Precisely why I was in one for four years...teachers went on strike in BC like clockwork for as long as I can remember.  They even (conveniently some would say) went out just before the very first load of provincial exams required for HS graduation were to be set, so only the kids in private school got to write their exams for that set.

I can remember getting into it with one of my kids' teachers about him "needing" a calculator in Grade 8, when he still wasn't fully able to give me change for something simple...I once asked him what a quarter was (as in the fraction) and he told me 25 cents.

MM


----------



## The Bread Guy (16 Nov 2016)

And it's now apparently gone ...


> The B.C. Teachers' Federation (BCTF) has pulled controversial posters from its website that called on teachers to take an active stance against recruitment by the Canadian Armed Forces.
> 
> The posters were created in 2010 in response to concerns about the federal government's recruiting methods at the time, according to a spokesperson for the teachers' union.
> 
> ...


Here's an online petition calling for the handout to be pulled that's mentioned in the article
https://www.change.org/p/bc-teachers-federation-bctf-retract-your-insulting-social-justice-publication


----------



## SeaKingTacco (16 Nov 2016)

I got a response to my email of concern to the BCTF, from their President. 

To paraphrase: it is all Harper's fault.

Apparently they believe that in 2010, the PM had nothing better to do with his time than to personally meddle in our recruiting ads. And make aggressive war. So the BCTF was forced to counter campaign. But since he is no longer PM, it is no longer an issue. Or something.   :


----------



## McG (16 Nov 2016)

Public schools have no business inculcating religious belief or political ideology.  Both topics are the exclusive prerogative of parents/guardians ... and I say that knowing some parents are compeatly unqualified to discuss either topic.


----------



## daftandbarmy (16 Nov 2016)

SeaKingTacco said:
			
		

> I got a response to my email of concern to the BCTF, from their President.
> 
> To paraphrase: it is all Harper's fault.
> 
> Apparently they believe that in 2010, the PM had nothing better to do with his time than to personally meddle in our recruiting ads. And make aggressive war. So the BCTF was forced to counter campaign. But since he is no longer PM, it is no longer an issue. Or something.   :



It's OK... come the revolution....


----------



## MilEME09 (17 Nov 2016)

MCG said:
			
		

> Public schools have no business inculcating religious belief or political ideology.  Both topics are the exclusive prerogative of parents/guardians ... and I say that knowing some parents are compeatly unqualified to discuss either topic.

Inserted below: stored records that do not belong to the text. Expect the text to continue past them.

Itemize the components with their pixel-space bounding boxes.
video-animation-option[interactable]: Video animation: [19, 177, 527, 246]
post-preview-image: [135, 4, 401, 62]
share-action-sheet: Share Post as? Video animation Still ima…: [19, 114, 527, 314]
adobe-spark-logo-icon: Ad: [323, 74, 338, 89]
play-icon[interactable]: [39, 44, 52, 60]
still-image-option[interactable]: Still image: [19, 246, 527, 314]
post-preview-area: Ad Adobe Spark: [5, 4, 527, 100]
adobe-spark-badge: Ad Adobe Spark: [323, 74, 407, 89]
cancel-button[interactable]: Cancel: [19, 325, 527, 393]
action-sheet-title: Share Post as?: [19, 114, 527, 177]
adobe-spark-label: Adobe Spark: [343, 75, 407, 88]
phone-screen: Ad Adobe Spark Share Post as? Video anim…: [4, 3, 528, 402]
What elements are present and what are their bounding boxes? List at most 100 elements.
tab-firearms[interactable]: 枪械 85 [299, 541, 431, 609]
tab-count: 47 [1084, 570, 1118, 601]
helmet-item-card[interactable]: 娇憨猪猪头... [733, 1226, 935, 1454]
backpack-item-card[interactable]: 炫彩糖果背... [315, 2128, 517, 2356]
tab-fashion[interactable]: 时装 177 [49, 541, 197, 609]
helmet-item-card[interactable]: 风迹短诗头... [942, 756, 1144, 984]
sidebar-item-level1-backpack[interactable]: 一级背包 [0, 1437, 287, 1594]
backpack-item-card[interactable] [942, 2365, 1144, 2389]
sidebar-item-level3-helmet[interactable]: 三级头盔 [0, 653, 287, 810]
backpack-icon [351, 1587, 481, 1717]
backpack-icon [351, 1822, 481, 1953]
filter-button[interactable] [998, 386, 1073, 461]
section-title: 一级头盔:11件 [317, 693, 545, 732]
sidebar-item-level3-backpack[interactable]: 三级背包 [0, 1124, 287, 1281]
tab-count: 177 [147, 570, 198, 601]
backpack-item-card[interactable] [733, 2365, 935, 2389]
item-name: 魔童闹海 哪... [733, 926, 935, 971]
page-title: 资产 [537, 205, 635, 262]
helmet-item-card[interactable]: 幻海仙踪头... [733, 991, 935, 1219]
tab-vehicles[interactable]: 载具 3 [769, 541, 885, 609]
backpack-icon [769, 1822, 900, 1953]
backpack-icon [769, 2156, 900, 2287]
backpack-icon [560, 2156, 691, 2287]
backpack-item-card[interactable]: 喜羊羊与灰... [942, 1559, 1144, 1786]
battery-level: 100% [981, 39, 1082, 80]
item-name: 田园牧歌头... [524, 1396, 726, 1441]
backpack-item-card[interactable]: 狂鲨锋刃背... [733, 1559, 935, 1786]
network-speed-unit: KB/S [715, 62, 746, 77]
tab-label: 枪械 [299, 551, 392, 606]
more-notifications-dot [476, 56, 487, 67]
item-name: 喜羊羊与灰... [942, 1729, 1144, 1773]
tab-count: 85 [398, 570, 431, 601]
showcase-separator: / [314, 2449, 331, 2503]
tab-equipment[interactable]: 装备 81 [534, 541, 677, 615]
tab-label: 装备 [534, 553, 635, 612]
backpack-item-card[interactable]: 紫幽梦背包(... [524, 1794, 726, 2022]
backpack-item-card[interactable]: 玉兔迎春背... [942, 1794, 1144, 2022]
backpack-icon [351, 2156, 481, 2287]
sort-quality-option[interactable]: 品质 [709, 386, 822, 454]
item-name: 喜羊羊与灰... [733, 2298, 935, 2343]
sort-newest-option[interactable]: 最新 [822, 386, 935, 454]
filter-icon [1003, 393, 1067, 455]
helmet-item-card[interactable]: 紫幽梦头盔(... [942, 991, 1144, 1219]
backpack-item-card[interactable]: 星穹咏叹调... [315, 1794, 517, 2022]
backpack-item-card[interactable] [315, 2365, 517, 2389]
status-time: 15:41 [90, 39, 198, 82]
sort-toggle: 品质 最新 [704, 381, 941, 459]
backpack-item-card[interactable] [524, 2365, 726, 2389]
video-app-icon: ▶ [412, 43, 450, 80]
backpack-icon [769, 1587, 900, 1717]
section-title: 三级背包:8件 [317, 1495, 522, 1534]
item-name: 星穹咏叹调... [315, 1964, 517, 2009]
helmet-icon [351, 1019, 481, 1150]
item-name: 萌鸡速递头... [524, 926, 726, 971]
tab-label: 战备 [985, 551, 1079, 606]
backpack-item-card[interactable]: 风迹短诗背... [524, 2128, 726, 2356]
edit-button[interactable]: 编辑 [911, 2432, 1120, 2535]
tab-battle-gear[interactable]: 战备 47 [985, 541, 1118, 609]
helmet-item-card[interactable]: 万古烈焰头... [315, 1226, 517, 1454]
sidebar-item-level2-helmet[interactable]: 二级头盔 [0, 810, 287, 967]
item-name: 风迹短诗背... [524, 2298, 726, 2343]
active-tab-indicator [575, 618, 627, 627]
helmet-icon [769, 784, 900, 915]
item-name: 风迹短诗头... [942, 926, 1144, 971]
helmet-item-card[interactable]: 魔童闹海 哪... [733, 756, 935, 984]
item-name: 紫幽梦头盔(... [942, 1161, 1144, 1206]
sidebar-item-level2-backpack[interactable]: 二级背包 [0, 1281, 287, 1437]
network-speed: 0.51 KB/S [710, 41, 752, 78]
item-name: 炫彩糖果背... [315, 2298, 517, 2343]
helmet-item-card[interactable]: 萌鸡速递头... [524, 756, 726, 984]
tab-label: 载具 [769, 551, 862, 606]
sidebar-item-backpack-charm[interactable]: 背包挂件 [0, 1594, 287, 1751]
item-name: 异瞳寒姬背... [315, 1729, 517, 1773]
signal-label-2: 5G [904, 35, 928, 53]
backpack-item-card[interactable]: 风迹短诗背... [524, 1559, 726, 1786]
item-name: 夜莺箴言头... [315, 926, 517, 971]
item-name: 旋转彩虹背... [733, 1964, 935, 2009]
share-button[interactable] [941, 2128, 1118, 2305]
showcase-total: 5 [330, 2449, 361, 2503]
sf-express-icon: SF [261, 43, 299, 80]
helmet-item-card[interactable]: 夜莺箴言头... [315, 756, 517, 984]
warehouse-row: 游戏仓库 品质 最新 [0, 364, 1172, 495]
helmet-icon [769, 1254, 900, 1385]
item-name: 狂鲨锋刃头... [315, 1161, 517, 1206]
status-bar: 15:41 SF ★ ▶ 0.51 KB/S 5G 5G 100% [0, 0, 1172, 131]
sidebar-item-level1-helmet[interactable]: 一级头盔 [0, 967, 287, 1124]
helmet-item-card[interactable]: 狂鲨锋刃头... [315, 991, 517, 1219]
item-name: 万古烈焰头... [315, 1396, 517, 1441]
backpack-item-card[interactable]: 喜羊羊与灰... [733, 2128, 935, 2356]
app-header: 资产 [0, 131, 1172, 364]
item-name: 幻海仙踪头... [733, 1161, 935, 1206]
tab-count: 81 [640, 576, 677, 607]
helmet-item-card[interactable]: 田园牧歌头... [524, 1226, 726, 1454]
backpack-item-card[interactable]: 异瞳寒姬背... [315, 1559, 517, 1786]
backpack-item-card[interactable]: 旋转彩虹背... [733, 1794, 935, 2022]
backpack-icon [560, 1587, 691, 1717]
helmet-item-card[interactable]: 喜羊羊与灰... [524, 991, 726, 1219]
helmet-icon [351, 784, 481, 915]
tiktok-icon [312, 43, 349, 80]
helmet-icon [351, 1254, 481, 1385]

I agree, teachers are there to educate kids, if a students has a interest in the armed forces, then they as educators have the responsibility to give the student information to make an informed decision regardless of their own political, moral, or religious beliefs. If the cannot then they should not be in charge of our children at all.


----------



## blacktriangle (17 Nov 2016)

SeaKingTacco said:
			
		

> I got a response to my email of concern to the BCTF, from their President.
> 
> To paraphrase: it is all Harper's fault.
> 
> Apparently they believe that in 2010, the PM had nothing better to do with his time than to personally meddle in our recruiting ads. And make aggressive war. So the BCTF was forced to counter campaign. But since he is no longer PM, it is no longer an issue. Or something.   :



Wow. Just sad.


----------